In the past weeks, we have received interpretations from Trey’s cardiology results. Trey’s valves have thickened a small amount. However, the good news is, the thickening is so insignificant that it does not affect the function of his valves or heart. In my lay person understanding of this issue, the problem with build up on and thickening of the valves is that once the values are thick enough, they do not close properly and therefore start letting blood leak back into the other chambers of the heart which taxes the heart and makes it work less effectively and grow in size.
Trey has also recently seen his physio (PT) and occupational therapists (OT). Overall, Trey’s joints are doing well and are maintaining their range, but his PT and OT are concerned about his right wrist and left elbow. We have an appointment in mid August to have a splint made for his right wrist.
In the past year, the MPS II Research Fund has given $44,000 to research. We want you to know that your donation is going into research, nothing else, and we also want to share the research with you because it is very interesting and exciting! If you have any questions or would like more details, please don’t hesitate to call or email.

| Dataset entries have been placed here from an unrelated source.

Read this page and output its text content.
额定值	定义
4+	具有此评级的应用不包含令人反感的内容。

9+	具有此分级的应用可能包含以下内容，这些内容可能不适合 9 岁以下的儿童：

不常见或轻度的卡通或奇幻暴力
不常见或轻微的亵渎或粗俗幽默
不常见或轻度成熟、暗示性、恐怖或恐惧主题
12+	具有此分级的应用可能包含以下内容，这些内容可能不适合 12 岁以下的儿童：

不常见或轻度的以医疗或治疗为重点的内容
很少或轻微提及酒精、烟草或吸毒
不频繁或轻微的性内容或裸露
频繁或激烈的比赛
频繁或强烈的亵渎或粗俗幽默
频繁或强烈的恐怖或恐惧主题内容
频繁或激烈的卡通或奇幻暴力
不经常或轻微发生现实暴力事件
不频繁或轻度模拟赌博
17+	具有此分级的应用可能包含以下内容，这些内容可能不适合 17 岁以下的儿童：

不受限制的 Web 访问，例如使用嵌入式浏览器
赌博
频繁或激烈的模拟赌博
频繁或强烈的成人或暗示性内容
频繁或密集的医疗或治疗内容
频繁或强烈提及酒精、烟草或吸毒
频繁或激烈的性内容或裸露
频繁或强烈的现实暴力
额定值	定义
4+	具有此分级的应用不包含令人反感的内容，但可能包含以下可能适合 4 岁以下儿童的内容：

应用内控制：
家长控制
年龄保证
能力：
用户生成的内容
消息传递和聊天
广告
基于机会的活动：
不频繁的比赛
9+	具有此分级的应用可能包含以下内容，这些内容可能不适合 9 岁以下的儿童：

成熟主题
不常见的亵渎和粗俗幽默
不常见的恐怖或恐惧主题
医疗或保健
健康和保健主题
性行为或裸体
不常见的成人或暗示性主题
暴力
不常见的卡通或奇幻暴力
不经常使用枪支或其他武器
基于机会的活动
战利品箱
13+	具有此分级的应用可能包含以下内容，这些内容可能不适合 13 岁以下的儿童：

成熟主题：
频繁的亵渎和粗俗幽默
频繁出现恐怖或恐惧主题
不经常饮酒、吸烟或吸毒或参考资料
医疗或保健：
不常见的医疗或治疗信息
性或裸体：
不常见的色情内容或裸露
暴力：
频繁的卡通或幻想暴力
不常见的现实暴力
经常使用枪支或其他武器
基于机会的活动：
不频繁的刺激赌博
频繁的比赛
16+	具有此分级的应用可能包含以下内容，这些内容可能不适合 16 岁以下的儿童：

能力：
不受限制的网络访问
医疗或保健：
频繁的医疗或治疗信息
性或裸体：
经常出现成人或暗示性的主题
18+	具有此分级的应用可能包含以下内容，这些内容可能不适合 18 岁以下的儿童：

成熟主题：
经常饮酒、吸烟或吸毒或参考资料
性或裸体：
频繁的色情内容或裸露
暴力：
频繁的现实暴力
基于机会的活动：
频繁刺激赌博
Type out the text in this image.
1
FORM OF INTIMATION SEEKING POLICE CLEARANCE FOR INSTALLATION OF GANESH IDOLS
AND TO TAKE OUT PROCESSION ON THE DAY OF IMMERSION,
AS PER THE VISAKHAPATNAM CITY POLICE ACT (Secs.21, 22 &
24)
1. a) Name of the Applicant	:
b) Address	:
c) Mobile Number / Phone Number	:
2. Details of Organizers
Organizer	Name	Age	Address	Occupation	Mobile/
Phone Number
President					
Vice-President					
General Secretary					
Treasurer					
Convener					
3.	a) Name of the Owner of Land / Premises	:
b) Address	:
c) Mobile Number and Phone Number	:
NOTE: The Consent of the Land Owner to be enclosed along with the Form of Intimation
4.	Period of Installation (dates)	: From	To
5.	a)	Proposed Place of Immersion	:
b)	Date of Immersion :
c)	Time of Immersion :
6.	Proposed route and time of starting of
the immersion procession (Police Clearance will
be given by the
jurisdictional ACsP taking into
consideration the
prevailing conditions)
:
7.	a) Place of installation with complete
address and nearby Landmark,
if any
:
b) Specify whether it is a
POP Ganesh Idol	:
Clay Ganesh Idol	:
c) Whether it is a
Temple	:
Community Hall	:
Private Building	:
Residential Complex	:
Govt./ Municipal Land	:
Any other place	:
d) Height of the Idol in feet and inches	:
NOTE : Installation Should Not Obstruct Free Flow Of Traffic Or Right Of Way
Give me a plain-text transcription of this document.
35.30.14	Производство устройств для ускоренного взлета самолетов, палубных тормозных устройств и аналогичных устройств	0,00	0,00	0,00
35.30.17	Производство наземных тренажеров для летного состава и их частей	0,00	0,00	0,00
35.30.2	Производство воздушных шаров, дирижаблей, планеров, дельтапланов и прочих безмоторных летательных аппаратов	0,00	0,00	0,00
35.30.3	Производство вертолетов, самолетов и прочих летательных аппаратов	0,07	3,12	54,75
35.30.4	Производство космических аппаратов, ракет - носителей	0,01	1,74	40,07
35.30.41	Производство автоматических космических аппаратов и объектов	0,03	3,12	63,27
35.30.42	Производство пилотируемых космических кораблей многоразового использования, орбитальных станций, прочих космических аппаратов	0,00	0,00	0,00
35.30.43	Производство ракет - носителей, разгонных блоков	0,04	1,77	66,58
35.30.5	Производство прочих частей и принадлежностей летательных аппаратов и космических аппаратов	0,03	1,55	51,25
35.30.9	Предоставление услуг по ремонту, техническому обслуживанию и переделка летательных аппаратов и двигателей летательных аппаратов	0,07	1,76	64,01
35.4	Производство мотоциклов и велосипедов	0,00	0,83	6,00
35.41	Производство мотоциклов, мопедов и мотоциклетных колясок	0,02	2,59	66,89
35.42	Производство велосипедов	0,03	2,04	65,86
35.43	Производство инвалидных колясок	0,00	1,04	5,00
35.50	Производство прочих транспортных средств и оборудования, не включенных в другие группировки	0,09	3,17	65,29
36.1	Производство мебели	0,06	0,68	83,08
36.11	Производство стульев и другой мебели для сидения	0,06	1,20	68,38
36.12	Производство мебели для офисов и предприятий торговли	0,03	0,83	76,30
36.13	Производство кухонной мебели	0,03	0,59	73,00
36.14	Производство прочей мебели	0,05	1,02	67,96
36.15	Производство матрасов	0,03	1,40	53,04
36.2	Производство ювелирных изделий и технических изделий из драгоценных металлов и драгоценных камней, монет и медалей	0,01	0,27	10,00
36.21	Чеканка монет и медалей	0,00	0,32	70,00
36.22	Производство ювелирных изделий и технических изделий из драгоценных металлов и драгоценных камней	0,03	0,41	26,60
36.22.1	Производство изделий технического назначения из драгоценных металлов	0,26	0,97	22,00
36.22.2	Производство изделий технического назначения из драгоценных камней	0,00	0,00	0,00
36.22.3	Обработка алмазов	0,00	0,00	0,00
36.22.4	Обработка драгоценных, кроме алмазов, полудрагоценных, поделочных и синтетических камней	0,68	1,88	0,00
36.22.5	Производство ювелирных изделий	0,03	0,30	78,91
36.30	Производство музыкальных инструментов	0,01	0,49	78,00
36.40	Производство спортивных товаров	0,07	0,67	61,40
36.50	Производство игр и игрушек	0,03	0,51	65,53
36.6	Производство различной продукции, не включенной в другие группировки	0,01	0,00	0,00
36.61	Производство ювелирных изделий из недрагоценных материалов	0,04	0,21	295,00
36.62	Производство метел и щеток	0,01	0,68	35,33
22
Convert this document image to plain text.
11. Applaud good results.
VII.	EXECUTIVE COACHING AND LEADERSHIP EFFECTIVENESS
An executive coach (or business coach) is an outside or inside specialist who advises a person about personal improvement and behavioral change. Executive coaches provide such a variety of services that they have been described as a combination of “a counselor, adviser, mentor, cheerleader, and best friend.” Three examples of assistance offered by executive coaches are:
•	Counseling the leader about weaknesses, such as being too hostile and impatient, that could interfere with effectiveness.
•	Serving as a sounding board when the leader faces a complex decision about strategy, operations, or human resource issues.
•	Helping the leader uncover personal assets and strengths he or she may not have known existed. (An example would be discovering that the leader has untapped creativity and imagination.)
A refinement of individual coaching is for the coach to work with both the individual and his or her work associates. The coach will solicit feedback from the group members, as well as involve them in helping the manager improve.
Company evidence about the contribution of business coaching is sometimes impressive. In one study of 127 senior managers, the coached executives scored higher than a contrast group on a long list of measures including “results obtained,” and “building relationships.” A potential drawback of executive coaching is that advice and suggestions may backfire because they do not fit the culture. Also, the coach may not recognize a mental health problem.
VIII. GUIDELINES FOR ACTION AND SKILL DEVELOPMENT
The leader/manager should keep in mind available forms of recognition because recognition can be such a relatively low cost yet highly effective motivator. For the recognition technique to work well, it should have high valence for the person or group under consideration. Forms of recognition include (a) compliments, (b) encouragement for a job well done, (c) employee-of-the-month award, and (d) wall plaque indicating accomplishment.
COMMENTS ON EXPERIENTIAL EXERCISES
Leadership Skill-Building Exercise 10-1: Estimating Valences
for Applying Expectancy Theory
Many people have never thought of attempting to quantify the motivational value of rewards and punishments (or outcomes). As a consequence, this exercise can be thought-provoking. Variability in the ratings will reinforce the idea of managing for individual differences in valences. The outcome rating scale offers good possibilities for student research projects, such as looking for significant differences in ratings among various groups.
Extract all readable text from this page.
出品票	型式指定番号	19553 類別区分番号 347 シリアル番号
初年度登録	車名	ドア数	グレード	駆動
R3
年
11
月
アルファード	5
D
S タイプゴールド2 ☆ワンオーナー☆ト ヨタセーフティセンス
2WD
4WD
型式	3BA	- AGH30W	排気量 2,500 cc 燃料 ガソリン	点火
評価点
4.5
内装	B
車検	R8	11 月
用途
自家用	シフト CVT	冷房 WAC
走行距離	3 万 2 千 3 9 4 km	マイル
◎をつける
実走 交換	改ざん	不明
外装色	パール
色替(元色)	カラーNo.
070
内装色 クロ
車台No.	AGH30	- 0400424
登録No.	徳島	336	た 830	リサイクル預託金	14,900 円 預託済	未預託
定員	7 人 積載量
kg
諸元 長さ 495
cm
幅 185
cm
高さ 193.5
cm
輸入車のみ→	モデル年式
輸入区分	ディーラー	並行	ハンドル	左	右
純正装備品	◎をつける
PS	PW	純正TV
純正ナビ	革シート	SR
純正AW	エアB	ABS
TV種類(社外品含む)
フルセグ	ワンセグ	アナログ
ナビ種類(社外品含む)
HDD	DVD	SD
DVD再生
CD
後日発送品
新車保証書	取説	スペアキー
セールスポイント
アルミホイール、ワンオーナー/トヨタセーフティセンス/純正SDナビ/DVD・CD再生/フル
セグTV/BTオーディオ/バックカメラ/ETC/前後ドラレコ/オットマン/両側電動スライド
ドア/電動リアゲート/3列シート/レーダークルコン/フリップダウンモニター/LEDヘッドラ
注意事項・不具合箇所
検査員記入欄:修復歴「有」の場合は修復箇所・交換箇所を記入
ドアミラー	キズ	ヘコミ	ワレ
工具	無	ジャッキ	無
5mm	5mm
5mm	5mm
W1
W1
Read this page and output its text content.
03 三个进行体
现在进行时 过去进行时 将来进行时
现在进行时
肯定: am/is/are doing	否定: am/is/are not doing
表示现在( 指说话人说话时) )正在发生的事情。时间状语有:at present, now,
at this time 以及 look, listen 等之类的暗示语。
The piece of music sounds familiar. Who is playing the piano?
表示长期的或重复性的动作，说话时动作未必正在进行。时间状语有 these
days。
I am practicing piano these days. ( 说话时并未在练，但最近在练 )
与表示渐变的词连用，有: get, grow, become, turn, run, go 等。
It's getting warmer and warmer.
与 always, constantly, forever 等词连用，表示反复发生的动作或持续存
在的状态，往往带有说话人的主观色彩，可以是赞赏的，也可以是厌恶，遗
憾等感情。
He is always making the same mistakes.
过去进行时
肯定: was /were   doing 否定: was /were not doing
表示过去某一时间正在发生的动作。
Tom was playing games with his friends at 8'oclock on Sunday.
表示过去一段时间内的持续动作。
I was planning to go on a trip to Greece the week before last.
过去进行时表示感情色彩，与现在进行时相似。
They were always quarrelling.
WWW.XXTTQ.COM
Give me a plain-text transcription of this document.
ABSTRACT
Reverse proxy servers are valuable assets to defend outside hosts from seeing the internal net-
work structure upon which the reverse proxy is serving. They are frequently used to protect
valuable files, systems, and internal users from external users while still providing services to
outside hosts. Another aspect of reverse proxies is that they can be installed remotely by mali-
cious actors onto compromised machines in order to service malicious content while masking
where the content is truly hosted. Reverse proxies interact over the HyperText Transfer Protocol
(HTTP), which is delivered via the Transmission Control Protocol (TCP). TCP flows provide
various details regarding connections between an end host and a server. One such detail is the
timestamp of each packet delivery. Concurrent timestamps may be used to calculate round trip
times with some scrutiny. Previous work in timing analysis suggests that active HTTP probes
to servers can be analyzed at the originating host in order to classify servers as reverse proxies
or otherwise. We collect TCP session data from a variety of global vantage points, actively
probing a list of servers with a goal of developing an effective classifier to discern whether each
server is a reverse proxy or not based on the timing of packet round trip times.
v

I also want to tell you about something called the ‘Hunter Disease eClinic.’ A clinical fellow from the Hospital for Sick Children in Toronto presented on it at the Symposium and it is unreal. It is a training tool for for doctors and practitioners who work with kids affected by Hunter’s. Because Hunter Syndrome is so rare, many doctors and other care providers are uneducated in the nuances of this difference. This makes it difficult when we are sent to doctors who are experts in their field, but have no idea about Hunter’s. Often parents know more about how to treat issues than doctors. And since the storage of GAGs in the MPS’s affect the body so differently than other diseases, this resource is invaluable. I could go on about this. I was blown away. It is definitely worth checking out. Go to: http://www.sickkids.ca/research/lysosomalresearchgroup/
This doctor is now working on making eClinics for all the other forms of MPS.